Within the limits of a national consciousness which merged literature with politics, three Palestinian writers contributed substantially to the development of both the Palestinian and the Arab short story. Ghassan Kanafani introduced into the short story symbolism, free association, and folktales, transforming this mélange into a broad and innovative creativity grounded in tragedy and resistance. Samira Azzam (1927-1967), author or Little Things (1954) and The Large Shadow (1956), read the tragedy of the Palestinian as the tragedy of a vanquished human being, resorting to “thick” symbolism and artfully combined narrative with a dialogue open to the life around it. Azzam has not yet received the accolade she deserves. Mahmud Shuqair, who paid special attention to language ever since his first work The Bread of Others, moved from a simple to a complex story form and from prose to a polished style characterized by its economy and its poetic traits, as in My Maternal Cousin Condoleeza.

The Palestinian national cause has been and continues to be a theme of Palestinian short stories. This has narrowed the scope of the topics dealt with in short stories. If, by definition, the short story covers a defined aspect of everyday life, one would have to conclude that Palestinians have lived very similar lives. This might explain why Samira Azzam in her early writing career was not familiar with a social field as broad as the one experienced by the Syrian Zakariyya Tamer and why Mahmud Shuqair could not know the diversified writing space in which Muhammad al-Makhzinji, the Egyptian creative writer, has moved. The Palestinian situation has not given the creative writer Ziyad Khaddash the space for creative experimentation in ways afforded to the Jordanian Hisham Bustani.

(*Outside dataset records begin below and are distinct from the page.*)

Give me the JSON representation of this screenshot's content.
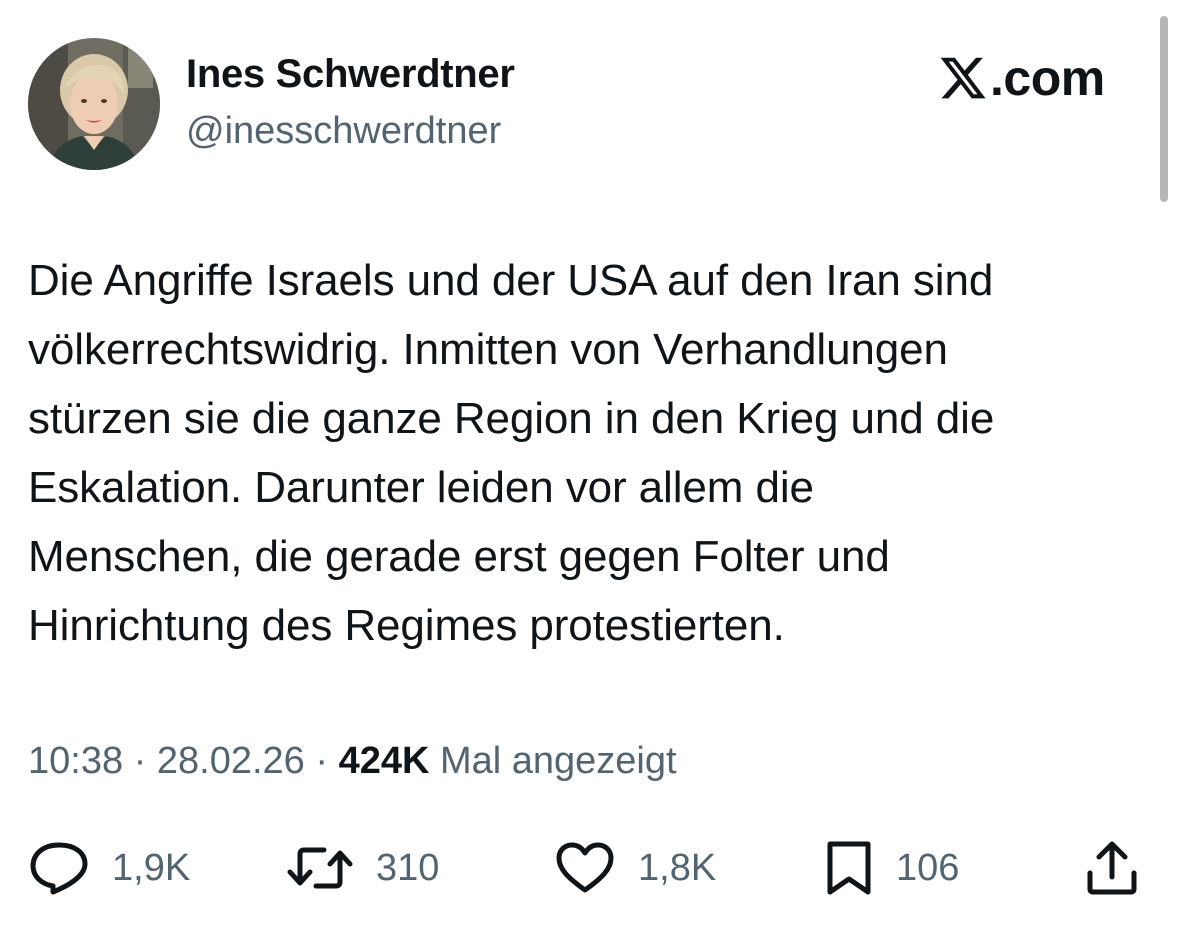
{
  "author": {
    "name": "Ines Schwerdtner",
    "handle": "@inesschwerdtner"
  },
  "brand": {
    "text": ".com",
    "logo_icon": "x-logo-icon"
  },
  "tweet": {
    "text": "Die Angriffe Israels und der USA auf den Iran sind\nvölkerrechtswidrig. Inmitten von Verhandlungen\nstürzen sie die ganze Region in den Krieg und die\nEskalation. Darunter leiden vor allem die\nMenschen, die gerade erst gegen Folter und\nHinrichtung des Regimes protestierten."
  },
  "meta": {
    "time": "10:38",
    "separator": " · ",
    "date": "28.02.26",
    "views_count": "424K",
    "views_label": " Mal angezeigt"
  },
  "actions": {
    "reply": {
      "icon": "reply-icon",
      "count": "1,9K"
    },
    "retweet": {
      "icon": "retweet-icon",
      "count": "310"
    },
    "like": {
      "icon": "heart-icon",
      "count": "1,8K"
    },
    "bookmark": {
      "icon": "bookmark-icon",
      "count": "106"
    },
    "share": {
      "icon": "share-icon"
    }
  },
  "colors": {
    "text": "#0f1419",
    "secondary": "#536471",
    "background": "#ffffff"
  }
}
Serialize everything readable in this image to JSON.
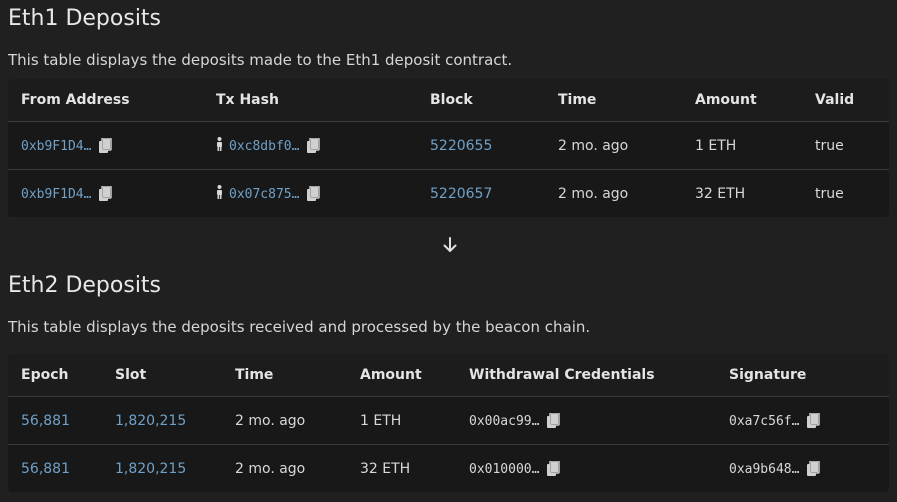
{
  "eth1": {
    "title": "Eth1 Deposits",
    "description": "This table displays the deposits made to the Eth1 deposit contract.",
    "columns": [
      "From Address",
      "Tx Hash",
      "Block",
      "Time",
      "Amount",
      "Valid"
    ],
    "rows": [
      {
        "from": "0xb9F1D4…",
        "tx": "0xc8dbf0…",
        "block": "5220655",
        "time": "2 mo. ago",
        "amount": "1 ETH",
        "valid": "true"
      },
      {
        "from": "0xb9F1D4…",
        "tx": "0x07c875…",
        "block": "5220657",
        "time": "2 mo. ago",
        "amount": "32 ETH",
        "valid": "true"
      }
    ]
  },
  "eth2": {
    "title": "Eth2 Deposits",
    "description": "This table displays the deposits received and processed by the beacon chain.",
    "columns": [
      "Epoch",
      "Slot",
      "Time",
      "Amount",
      "Withdrawal Credentials",
      "Signature"
    ],
    "rows": [
      {
        "epoch": "56,881",
        "slot": "1,820,215",
        "time": "2 mo. ago",
        "amount": "1 ETH",
        "credentials": "0x00ac99…",
        "signature": "0xa7c56f…"
      },
      {
        "epoch": "56,881",
        "slot": "1,820,215",
        "time": "2 mo. ago",
        "amount": "32 ETH",
        "credentials": "0x010000…",
        "signature": "0xa9b648…"
      }
    ]
  },
  "icons": {
    "copy": "copy-icon",
    "person": "person-icon",
    "arrow": "arrow-down-icon"
  },
  "colors": {
    "link": "#6fa0c8",
    "background": "#202020",
    "table": "#181818"
  }
}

Since the mid-1990s, Palestinian short-story writers have attempted to expand their range through diverse aesthetic instruments-- giving attention to prose, meditating on a daily life devoid of illusions, and penetrating inside a human world replete with images and possibilities. This is reflected in the adoption of an illusion-free writing outlook by Ziyad Khaddash, Ziyad Barakat, and Nabeel Abdul-Karim, whose writing styles might be described as neo-realism.

Selected Bibliography: 

Abbasi, Mahmud. Tatawwur al-riwaya wal-qissa al-qasira fi al-adab al-‘arabi fi Isra’il [The Development of the Novel and Short Story in the Arab Litterature in Israel]. Haifa: Kull Shay’ Bookshop/ Shafa ‘Amr: Dar al-Mashriq, 1988.

Elmessiri, Nur and Abdelwahab M. Elmessiri, ed. A Land of Stone and Thyme: An Anthology of Palestinian Short Stories. London: Quartet, 1996.

Fa‘ur, Yasin. al-Qissa al-qasira al-Filastiniyya: miladuha wa-tatawwuruha, 19241990 [The Palestinian Short Story: Birth and Development]. Damascus: Union of Arab Writers, 2001.

Glanville, Jo. Qissat: Short Stories by Palestinian Women. London: Saqi Books, 2006.

Shuqair, Mahmud. Mukhtarat min al-qissa al-qasira al-Filastiniyya [Selections from the Palestinian Short Story]. Amman: Governorate of Amman, 2002.